« J’ai eu mes enfants en 1974 et en 1976. À cette époque, il y avait encore des hôpitaux au Québec où les pères n’étaient pas acceptés dans les salles d’accouchement. On disait que c’était pour éviter des risques de contamination. Ça en dit long sur les notions qu’on avait des accouchements à l’époque! », raconte Isabelle Brabant.
Mme Brabant est venue partager ses observations dans le cadre de la Su-Père conférence en février à Montréal.
Les premiers pères à avoir réussi à assister à l’accouchement de leur femme avaient pour la plupart une certaine complicité avec le médecin. Peu à peu, leur présence est entrée dans les mœurs.
Encore en 2001, Isabelle Brabant a quand même été témoin d’une certaine réticence de la part de son éditeur qui préparait la réédition de son ouvrage Une naissance heureuse : bien vivre sa grossesse et son accouchement. Au moment de choisir une illustration pour la couverture, ce dernier était moins chaud à l’idée d’y inclure la figure paternelle. « Pourtant, les parents ont envie de vivre ces moments à deux », indique la sage-femme.
Un rôle à définir
Au départ, les pères présents dans la salle d’accouchement y étaient plutôt pour « réceptionner le paquet » que pour accompagner la mère.
« J’ai souvent été témoin de moments où les pères étaient confrontés à une présence prévue. Ils sont là comme acteur secondaire. J’ai aussi vu des hommes désarmés. Ce n’est pas toujours facile d’être à côté d’une femme qui accouche. Par contre, les hommes doivent aussi dire comment ils souhaitent vivre ce moment », est d’avis Isabelle Brabant.
Le rôle du père en est peut-être un de protection, il n’est cependant pas le gérant de la salle d’accouchement.
« J’ai aussi vu des femmes déçues par rapport aux attentes inscrites dans le plan de naissance. Les pères font de leur mieux et ils ne peuvent pas tout prévoir.
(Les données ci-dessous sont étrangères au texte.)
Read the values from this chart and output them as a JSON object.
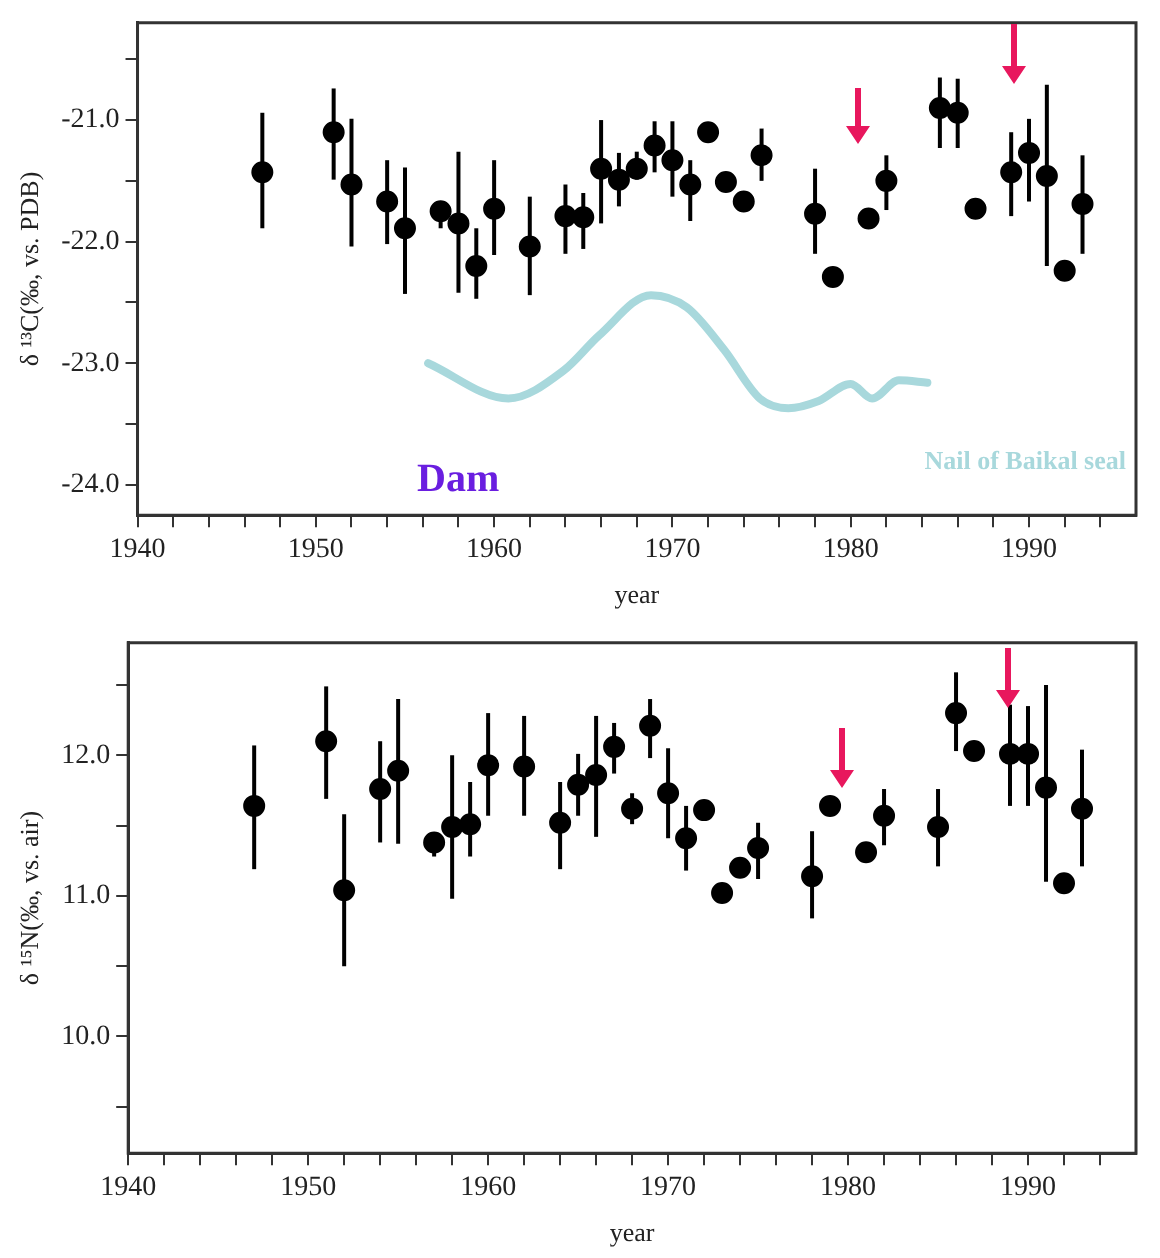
{
  "chart_data": [
    {
      "type": "scatter",
      "xlabel": "year",
      "ylabel": "δ ¹³C(‰, vs. PDB)",
      "xlim": [
        1940,
        1996
      ],
      "ylim": [
        -24.25,
        -20.2
      ],
      "xticks": [
        1940,
        {
          "value": 1942,
          "label": null
        },
        {
          "value": 1944,
          "label": null
        },
        {
          "value": 1946,
          "label": null
        },
        {
          "value": 1948,
          "label": null
        },
        1950,
        {
          "value": 1952,
          "label": null
        },
        {
          "value": 1954,
          "label": null
        },
        {
          "value": 1956,
          "label": null
        },
        {
          "value": 1958,
          "label": null
        },
        1960,
        {
          "value": 1962,
          "label": null
        },
        {
          "value": 1964,
          "label": null
        },
        {
          "value": 1966,
          "label": null
        },
        {
          "value": 1968,
          "label": null
        },
        1970,
        {
          "value": 1972,
          "label": null
        },
        {
          "value": 1974,
          "label": null
        },
        {
          "value": 1976,
          "label": null
        },
        {
          "value": 1978,
          "label": null
        },
        1980,
        {
          "value": 1982,
          "label": null
        },
        {
          "value": 1984,
          "label": null
        },
        {
          "value": 1986,
          "label": null
        },
        {
          "value": 1988,
          "label": null
        },
        1990,
        {
          "value": 1992,
          "label": null
        },
        {
          "value": 1994,
          "label": null
        }
      ],
      "yticks": [
        {
          "value": -24,
          "label": "-24.0"
        },
        {
          "value": -23.5,
          "label": null
        },
        {
          "value": -23,
          "label": "-23.0"
        },
        {
          "value": -22.5,
          "label": null
        },
        {
          "value": -22,
          "label": "-22.0"
        },
        {
          "value": -21.5,
          "label": null
        },
        {
          "value": -21,
          "label": "-21.0"
        },
        {
          "value": -20.5,
          "label": null
        }
      ],
      "grid": false,
      "legend": false,
      "annotations": [
        "Dam"
      ],
      "series": [
        {
          "marker": "circle",
          "color": "#000000",
          "x": [
            1947,
            1951,
            1952,
            1954,
            1955,
            1957,
            1958,
            1959,
            1960,
            1962,
            1964,
            1965,
            1966,
            1967,
            1968,
            1969,
            1970,
            1971,
            1972,
            1973,
            1974,
            1975,
            1978,
            1979,
            1981,
            1982,
            1985,
            1986,
            1987,
            1989,
            1990,
            1991,
            1992,
            1993
          ],
          "values": [
            -21.43,
            -21.1,
            -21.53,
            -21.67,
            -21.89,
            -21.75,
            -21.85,
            -22.2,
            -21.73,
            -22.04,
            -21.79,
            -21.8,
            -21.4,
            -21.49,
            -21.4,
            -21.21,
            -21.33,
            -21.53,
            -21.1,
            -21.51,
            -21.67,
            -21.29,
            -21.77,
            -22.29,
            -21.81,
            -21.5,
            -20.9,
            -20.94,
            -21.73,
            -21.43,
            -21.27,
            -21.46,
            -22.24,
            -21.69
          ],
          "errors": [
            [
              -21.89,
              -20.94
            ],
            [
              -21.49,
              -20.74
            ],
            [
              -22.04,
              -20.99
            ],
            [
              -22.02,
              -21.33
            ],
            [
              -22.43,
              -21.39
            ],
            [
              -21.89,
              -21.69
            ],
            [
              -22.42,
              -21.26
            ],
            [
              -22.47,
              -21.89
            ],
            [
              -22.11,
              -21.33
            ],
            [
              -22.44,
              -21.63
            ],
            [
              -22.1,
              -21.53
            ],
            [
              -22.06,
              -21.6
            ],
            [
              -21.85,
              -21.0
            ],
            [
              -21.71,
              -21.27
            ],
            [
              -21.49,
              -21.26
            ],
            [
              -21.43,
              -21.01
            ],
            [
              -21.63,
              -21.01
            ],
            [
              -21.83,
              -21.33
            ],
            null,
            null,
            null,
            [
              -21.5,
              -21.07
            ],
            [
              -22.1,
              -21.4
            ],
            null,
            null,
            [
              -21.74,
              -21.29
            ],
            [
              -21.23,
              -20.65
            ],
            [
              -21.23,
              -20.66
            ],
            null,
            [
              -21.79,
              -21.1
            ],
            [
              -21.67,
              -20.99
            ],
            [
              -22.2,
              -20.71
            ],
            null,
            [
              -22.1,
              -21.29
            ]
          ]
        },
        {
          "type": "line",
          "marker": "none",
          "name": "Nail of Baikal seal",
          "color": "#a8d8dc",
          "x": [
            1956.3,
            1960.8,
            1963.9,
            1965.9,
            1968.8,
            1970.8,
            1972.9,
            1974.9,
            1976.5,
            1978.2,
            1980,
            1981.2,
            1982.7,
            1984.3
          ],
          "values": [
            -23.0,
            -23.29,
            -23.06,
            -22.77,
            -22.44,
            -22.54,
            -22.89,
            -23.29,
            -23.37,
            -23.31,
            -23.17,
            -23.29,
            -23.14,
            -23.16
          ]
        }
      ]
    },
    {
      "type": "scatter",
      "xlabel": "year",
      "ylabel": "δ ¹⁵N(‰, vs. air)",
      "xlim": [
        1940,
        1996
      ],
      "ylim": [
        9.17,
        12.8
      ],
      "xticks": [
        1940,
        {
          "value": 1942,
          "label": null
        },
        {
          "value": 1944,
          "label": null
        },
        {
          "value": 1946,
          "label": null
        },
        {
          "value": 1948,
          "label": null
        },
        1950,
        {
          "value": 1952,
          "label": null
        },
        {
          "value": 1954,
          "label": null
        },
        {
          "value": 1956,
          "label": null
        },
        {
          "value": 1958,
          "label": null
        },
        1960,
        {
          "value": 1962,
          "label": null
        },
        {
          "value": 1964,
          "label": null
        },
        {
          "value": 1966,
          "label": null
        },
        {
          "value": 1968,
          "label": null
        },
        1970,
        {
          "value": 1972,
          "label": null
        },
        {
          "value": 1974,
          "label": null
        },
        {
          "value": 1976,
          "label": null
        },
        {
          "value": 1978,
          "label": null
        },
        1980,
        {
          "value": 1982,
          "label": null
        },
        {
          "value": 1984,
          "label": null
        },
        {
          "value": 1986,
          "label": null
        },
        {
          "value": 1988,
          "label": null
        },
        1990,
        {
          "value": 1992,
          "label": null
        },
        {
          "value": 1994,
          "label": null
        }
      ],
      "yticks": [
        {
          "value": 9.5,
          "label": null
        },
        {
          "value": 10,
          "label": "10.0"
        },
        {
          "value": 10.5,
          "label": null
        },
        {
          "value": 11,
          "label": "11.0"
        },
        {
          "value": 11.5,
          "label": null
        },
        {
          "value": 12,
          "label": "12.0"
        },
        {
          "value": 12.5,
          "label": null
        }
      ],
      "grid": false,
      "legend": false,
      "series": [
        {
          "marker": "circle",
          "color": "#000000",
          "x": [
            1947,
            1951,
            1952,
            1954,
            1955,
            1957,
            1958,
            1959,
            1960,
            1962,
            1964,
            1965,
            1966,
            1967,
            1968,
            1969,
            1970,
            1971,
            1972,
            1973,
            1974,
            1975,
            1978,
            1979,
            1981,
            1982,
            1985,
            1986,
            1987,
            1989,
            1990,
            1991,
            1992,
            1993
          ],
          "values": [
            11.64,
            12.1,
            11.04,
            11.76,
            11.89,
            11.38,
            11.49,
            11.51,
            11.93,
            11.92,
            11.52,
            11.79,
            11.86,
            12.06,
            11.62,
            12.21,
            11.73,
            11.41,
            11.61,
            11.02,
            11.2,
            11.34,
            11.14,
            11.64,
            11.31,
            11.57,
            11.49,
            12.3,
            12.03,
            12.01,
            12.01,
            11.77,
            11.09,
            11.62
          ],
          "errors": [
            [
              11.19,
              12.07
            ],
            [
              11.69,
              12.49
            ],
            [
              10.5,
              11.58
            ],
            [
              11.38,
              12.1
            ],
            [
              11.37,
              12.4
            ],
            [
              11.28,
              11.43
            ],
            [
              10.98,
              12.0
            ],
            [
              11.28,
              11.81
            ],
            [
              11.57,
              12.3
            ],
            [
              11.57,
              12.28
            ],
            [
              11.19,
              11.81
            ],
            [
              11.57,
              12.01
            ],
            [
              11.42,
              12.28
            ],
            [
              11.87,
              12.23
            ],
            [
              11.51,
              11.73
            ],
            [
              11.98,
              12.4
            ],
            [
              11.41,
              12.05
            ],
            [
              11.18,
              11.64
            ],
            null,
            null,
            null,
            [
              11.12,
              11.52
            ],
            [
              10.84,
              11.46
            ],
            null,
            null,
            [
              11.36,
              11.76
            ],
            [
              11.21,
              11.76
            ],
            [
              12.03,
              12.59
            ],
            null,
            [
              11.64,
              12.36
            ],
            [
              11.64,
              12.35
            ],
            [
              11.1,
              12.5
            ],
            null,
            [
              11.21,
              12.04
            ]
          ]
        }
      ]
    }
  ]
}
Ils ne sont surtout pas responsables de la qualité des soins donnés à la mère lors de l’accouchement. Il faut les dégager de cette tâche », indique Mme Brabant.
Connaître ses limites
Certains hommes sortent marqués de l’accouchement en s’obligeant à tout voir ce qui se passe. « J’ai entendu des hommes de tous âges parler des séquelles d’avoir été présent à l’accouchement, notamment pour avoir vu le sexe de leur femme dans un contexte autre que lors d’une relation sexuelle. Les pères doivent connaître leurs limites », souligne la conférencière.
Une bonne façon de vivre l’accouchement serait sans doute de s’abandonner au moment. « Un accouchement, ça ne se gère pas, ça se vit. Il y a un rite de passage extraordinaire pour la mère, mais pour le père aussi. Le père n’est pas qu’une potiche. Il faut parler du rôle du père à l’accouchement, le nommer, le détailler. Il faut surtout se rappeler qu’il y a tout un éventail de moyens d’être présent pour les pères durant la naissance », confie Isabelle Brabant.